A web search gives a "1910 Paris" date and place of origin, but I haven't
seen an English citation. Someone found a French citation from 1919. There
is also a "Croque-Madame." The sandwich has hit New York City:
http://www.newyorkmetro.com/urban/guides/bestofny/food/BONY2001_food_croque_mo
nsieur.htm
Actually, I was looking for Belgian fries...
THE BELGIAN COOK BOOK
edited by Mrs. Brian Luck
London: William Heinemann
1915
Pg. 144:
_ENTREE (Croque-Monsieur)_
Cut out some rounds of crumb of bread, of equal size, with a tin cutter, or,
failing that, with a wine-glass. Butter all the rounds and sprinkle them
with grated cheese--for preference with Gruyere.
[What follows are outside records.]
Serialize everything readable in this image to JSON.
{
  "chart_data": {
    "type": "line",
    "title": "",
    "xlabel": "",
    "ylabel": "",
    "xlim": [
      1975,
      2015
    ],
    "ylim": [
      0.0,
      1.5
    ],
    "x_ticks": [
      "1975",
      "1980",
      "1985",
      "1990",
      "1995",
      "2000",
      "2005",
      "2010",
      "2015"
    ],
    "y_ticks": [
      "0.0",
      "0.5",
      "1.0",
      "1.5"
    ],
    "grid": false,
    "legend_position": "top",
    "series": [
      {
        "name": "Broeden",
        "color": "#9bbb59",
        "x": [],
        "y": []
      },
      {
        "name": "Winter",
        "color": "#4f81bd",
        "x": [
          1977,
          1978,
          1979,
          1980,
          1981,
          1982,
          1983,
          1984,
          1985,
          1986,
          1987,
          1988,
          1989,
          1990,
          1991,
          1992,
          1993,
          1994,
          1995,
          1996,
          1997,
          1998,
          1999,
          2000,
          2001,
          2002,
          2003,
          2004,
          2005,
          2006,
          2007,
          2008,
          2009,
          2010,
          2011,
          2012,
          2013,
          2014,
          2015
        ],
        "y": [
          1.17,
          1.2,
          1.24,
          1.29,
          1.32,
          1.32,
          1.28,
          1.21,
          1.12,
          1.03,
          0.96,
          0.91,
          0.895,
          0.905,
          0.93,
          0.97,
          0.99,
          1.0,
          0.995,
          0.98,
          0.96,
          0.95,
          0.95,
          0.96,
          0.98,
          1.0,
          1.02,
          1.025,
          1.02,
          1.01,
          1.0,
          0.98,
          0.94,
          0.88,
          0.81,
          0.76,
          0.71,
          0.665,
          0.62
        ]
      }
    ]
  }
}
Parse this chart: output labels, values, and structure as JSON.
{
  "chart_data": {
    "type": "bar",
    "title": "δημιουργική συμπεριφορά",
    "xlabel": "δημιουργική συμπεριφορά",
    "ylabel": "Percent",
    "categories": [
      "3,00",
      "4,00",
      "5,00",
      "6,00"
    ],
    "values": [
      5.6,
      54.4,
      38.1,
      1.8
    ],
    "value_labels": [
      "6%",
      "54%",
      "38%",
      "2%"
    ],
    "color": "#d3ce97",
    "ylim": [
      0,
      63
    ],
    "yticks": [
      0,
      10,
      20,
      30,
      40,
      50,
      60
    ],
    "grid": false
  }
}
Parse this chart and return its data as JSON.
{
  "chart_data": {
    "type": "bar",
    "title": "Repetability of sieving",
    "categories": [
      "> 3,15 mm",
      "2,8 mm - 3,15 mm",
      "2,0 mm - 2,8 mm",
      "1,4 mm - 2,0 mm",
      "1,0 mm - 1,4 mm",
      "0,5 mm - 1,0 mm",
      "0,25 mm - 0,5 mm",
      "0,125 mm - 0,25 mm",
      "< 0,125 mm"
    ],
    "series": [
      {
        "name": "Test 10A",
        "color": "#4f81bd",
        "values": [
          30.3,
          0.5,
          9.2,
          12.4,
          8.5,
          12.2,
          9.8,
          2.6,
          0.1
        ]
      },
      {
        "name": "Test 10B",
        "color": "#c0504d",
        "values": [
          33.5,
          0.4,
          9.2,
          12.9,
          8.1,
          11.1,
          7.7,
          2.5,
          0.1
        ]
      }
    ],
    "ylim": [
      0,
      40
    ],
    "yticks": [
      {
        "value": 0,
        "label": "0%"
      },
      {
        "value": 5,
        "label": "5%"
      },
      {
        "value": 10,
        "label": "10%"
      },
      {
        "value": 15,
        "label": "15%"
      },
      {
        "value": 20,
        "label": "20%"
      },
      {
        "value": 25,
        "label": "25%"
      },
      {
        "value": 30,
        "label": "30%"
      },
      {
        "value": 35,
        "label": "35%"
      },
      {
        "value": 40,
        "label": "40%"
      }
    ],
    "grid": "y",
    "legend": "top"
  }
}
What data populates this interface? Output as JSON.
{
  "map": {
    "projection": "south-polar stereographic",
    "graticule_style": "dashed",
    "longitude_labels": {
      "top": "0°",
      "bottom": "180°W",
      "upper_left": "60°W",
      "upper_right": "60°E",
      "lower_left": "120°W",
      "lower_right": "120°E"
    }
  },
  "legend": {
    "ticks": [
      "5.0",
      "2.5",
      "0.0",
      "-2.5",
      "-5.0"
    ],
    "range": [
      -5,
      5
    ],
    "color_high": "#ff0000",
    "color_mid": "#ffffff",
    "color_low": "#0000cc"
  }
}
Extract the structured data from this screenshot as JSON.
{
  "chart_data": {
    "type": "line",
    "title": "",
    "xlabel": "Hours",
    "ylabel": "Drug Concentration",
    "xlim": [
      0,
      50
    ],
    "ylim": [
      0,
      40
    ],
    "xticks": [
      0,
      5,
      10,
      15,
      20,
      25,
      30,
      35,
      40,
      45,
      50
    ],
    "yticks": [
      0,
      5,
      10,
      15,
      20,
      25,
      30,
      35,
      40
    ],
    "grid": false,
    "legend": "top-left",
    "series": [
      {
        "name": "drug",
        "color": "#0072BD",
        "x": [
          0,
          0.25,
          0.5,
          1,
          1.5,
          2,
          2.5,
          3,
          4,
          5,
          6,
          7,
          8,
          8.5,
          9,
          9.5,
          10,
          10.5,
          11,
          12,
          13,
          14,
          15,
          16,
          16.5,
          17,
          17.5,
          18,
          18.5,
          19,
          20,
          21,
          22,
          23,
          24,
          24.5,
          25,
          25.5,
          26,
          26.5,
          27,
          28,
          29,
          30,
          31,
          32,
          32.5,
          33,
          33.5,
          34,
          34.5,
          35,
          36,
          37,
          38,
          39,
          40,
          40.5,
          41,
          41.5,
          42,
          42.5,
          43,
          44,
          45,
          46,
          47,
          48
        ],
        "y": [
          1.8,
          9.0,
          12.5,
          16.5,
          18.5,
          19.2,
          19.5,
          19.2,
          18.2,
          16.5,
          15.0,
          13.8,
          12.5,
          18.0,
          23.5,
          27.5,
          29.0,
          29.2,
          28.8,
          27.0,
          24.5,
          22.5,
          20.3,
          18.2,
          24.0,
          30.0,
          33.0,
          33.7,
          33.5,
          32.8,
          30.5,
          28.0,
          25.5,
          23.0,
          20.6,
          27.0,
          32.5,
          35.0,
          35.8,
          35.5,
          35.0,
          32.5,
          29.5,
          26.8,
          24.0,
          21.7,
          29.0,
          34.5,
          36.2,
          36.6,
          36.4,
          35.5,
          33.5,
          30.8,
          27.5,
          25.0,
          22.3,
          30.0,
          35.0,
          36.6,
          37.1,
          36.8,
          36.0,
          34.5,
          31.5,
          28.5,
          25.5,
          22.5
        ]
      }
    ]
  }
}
On half the number of
rounds place a bit of ham cut to the same size. Put a lump of butter the
weight of egg into a pan, and fry with the rounds in it, till they become
golden. When they are a nice colour, place one round dressed with cheese on
a round dressed with ham, so as to have the golden bread both above and
below. Serve them very hot and garnished with dried parsley.